Oil is always the hottest topic. Other markets may be steady, however, the oil one never is.
Commodity market: two different views
Nowadays, commodities market is a highly discussed issue. The US dollar and prices of commodities are highly correlated. The weakening dollar always supports the rise of the commodity market and emerging market assets. That is why the significant fall of the dollar caused disputes between experts about the future of commodities.
The first group “guided” by DoubleLine CEO Jeffrey Gundlach is looking for the rise of the commodity market, expecting a weaker dollar at the same time
J. Gundlach based his opinion on a comparison of total returns of the S&P Goldman Sachs Commodity Index with the S&P 500 over the last several decades. So he concluded that there are points where commodities outperformed stocks, it led to a sharp increase in stocks, and vice versa. Now the S&P GSCI Total Return Index-to-S&P 500 Index ratio is at its lowest point, so it means that we will see a super rise of commodities this year.
Together with Jeffrey Gundlach, analysts at Goldman Sachs are calling for rising position for the next 12 months. Bank of America Merrill Lynch has raised the a-tonne copper price forecast from $7.140 to $7.700. Bloomberg Intelligence commodity strategists compare prospects of commodity market to the bull market of 2002-08. Hedge fund managers believe in strong oil and are building long positions.
These experts saw support of their decisions in rising prices of different commodities. For example, copper, palladium, platinum, and gold have grown in the last three months. The investment of assets reached the highest level in four years. Rising prices of crude oil helped analysts to form positive forecasts as well.
However, not all of the analysts are so positive about the perspectives of the commodity market.
Wells Fargo does not expect the continuation of the dollar fall, it considers the position of the dollar as neutral.
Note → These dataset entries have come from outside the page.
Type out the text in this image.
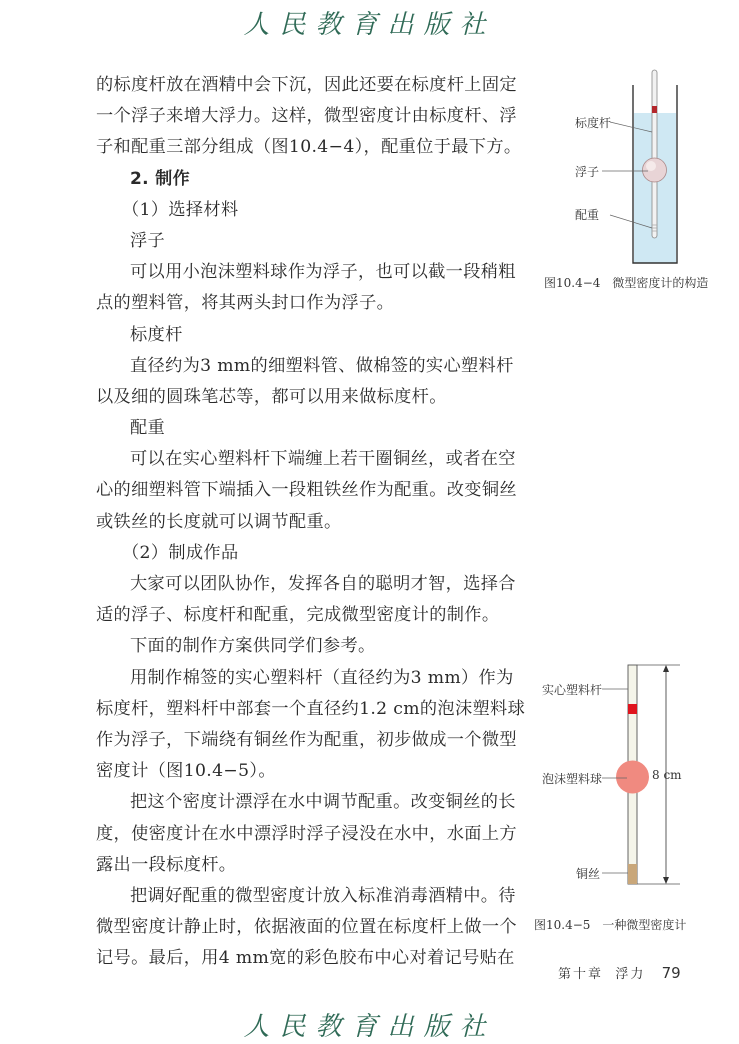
人民教育出版社
的标度杆放在酒精中会下沉，因此还要在标度杆上固定
一个浮子来增大浮力。这样，微型密度计由标度杆、浮
子和配重三部分组成（图10.4−4），配重位于最下方。
2. 制作
（1）选择材料
浮子
可以用小泡沫塑料球作为浮子，也可以截一段稍粗
点的塑料管，将其两头封口作为浮子。
标度杆
直径约为3 mm的细塑料管、做棉签的实心塑料杆
以及细的圆珠笔芯等，都可以用来做标度杆。
配重
可以在实心塑料杆下端缠上若干圈铜丝，或者在空
心的细塑料管下端插入一段粗铁丝作为配重。改变铜丝
或铁丝的长度就可以调节配重。
（2）制成作品
大家可以团队协作，发挥各自的聪明才智，选择合
适的浮子、标度杆和配重，完成微型密度计的制作。
下面的制作方案供同学们参考。
用制作棉签的实心塑料杆（直径约为3 mm）作为
标度杆，塑料杆中部套一个直径约1.2 cm的泡沫塑料球
作为浮子，下端绕有铜丝作为配重，初步做成一个微型
密度计（图10.4−5）。
把这个密度计漂浮在水中调节配重。改变铜丝的长
度，使密度计在水中漂浮时浮子浸没在水中，水面上方
露出一段标度杆。
把调好配重的微型密度计放入标准消毒酒精中。待
微型密度计静止时，依据液面的位置在标度杆上做一个
记号。最后，用4 mm宽的彩色胶布中心对着记号贴在
标度杆
浮子
配重
图10.4−4　微型密度计的构造
实心塑料杆
泡沫塑料球
铜丝
8 cm
图10.4−5　一种微型密度计
第十章 浮力 79
人民教育出版社
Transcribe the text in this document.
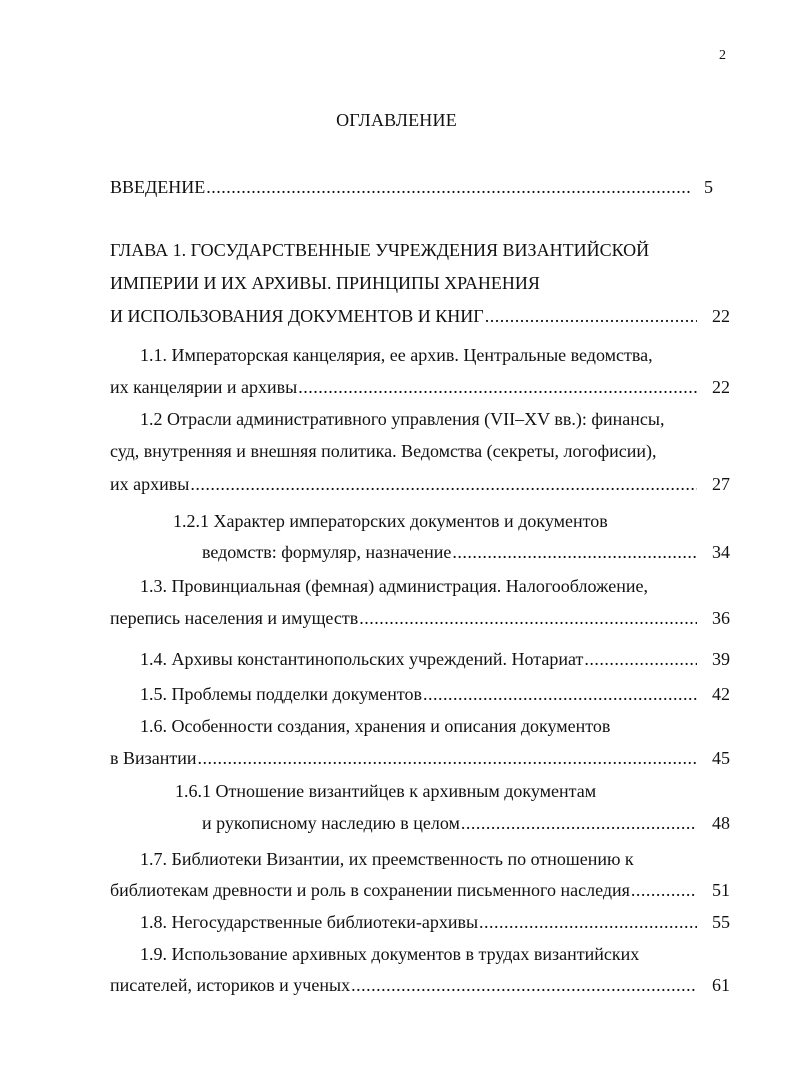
2
ОГЛАВЛЕНИЕ
ВВЕДЕНИЕ .....	5
ГЛАВА 1. ГОСУДАРСТВЕННЫЕ УЧРЕЖДЕНИЯ ВИЗАНТИЙСКОЙ
ИМПЕРИИ И ИХ АРХИВЫ. ПРИНЦИПЫ ХРАНЕНИЯ
И ИСПОЛЬЗОВАНИЯ ДОКУМЕНТОВ И КНИГ .....	22
1.1. Императорская канцелярия, ее архив. Центральные ведомства,
их канцелярии и архивы .....	22
1.2 Отрасли административного управления (VII–XV вв.): финансы,
суд, внутренняя и внешняя политика. Ведомства (секреты, логофисии),
их архивы .....	27
1.2.1 Характер императорских документов и документов
ведомств: формуляр, назначение .....	34
1.3. Провинциальная (фемная) администрация. Налогообложение,
перепись населения и имуществ .....	36
1.4. Архивы константинопольских учреждений. Нотариат .....	39
1.5. Проблемы подделки документов .....	42
1.6. Особенности создания, хранения и описания документов
в Византии .....	45
1.6.1 Отношение византийцев к архивным документам
и рукописному наследию в целом .....	48
1.7. Библиотеки Византии, их преемственность по отношению к
библиотекам древности и роль в сохранении письменного наследия .....	51
1.8. Негосударственные библиотеки-архивы .....	55
1.9. Использование архивных документов в трудах византийских
писателей, историков и ученых .....	61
The company denies the rise of the commodities prices, anticipating over-supply and range-bound prices at the commodity market for the next 10 years.
To sum up, we can say that it is quite difficult to forecast the future of the commodities prices because none of the experts could give enough number of supportive arguments for their positions. The price of the US dollar is volatile now, so we cannot be absolutely sure how it will affect the commodity market.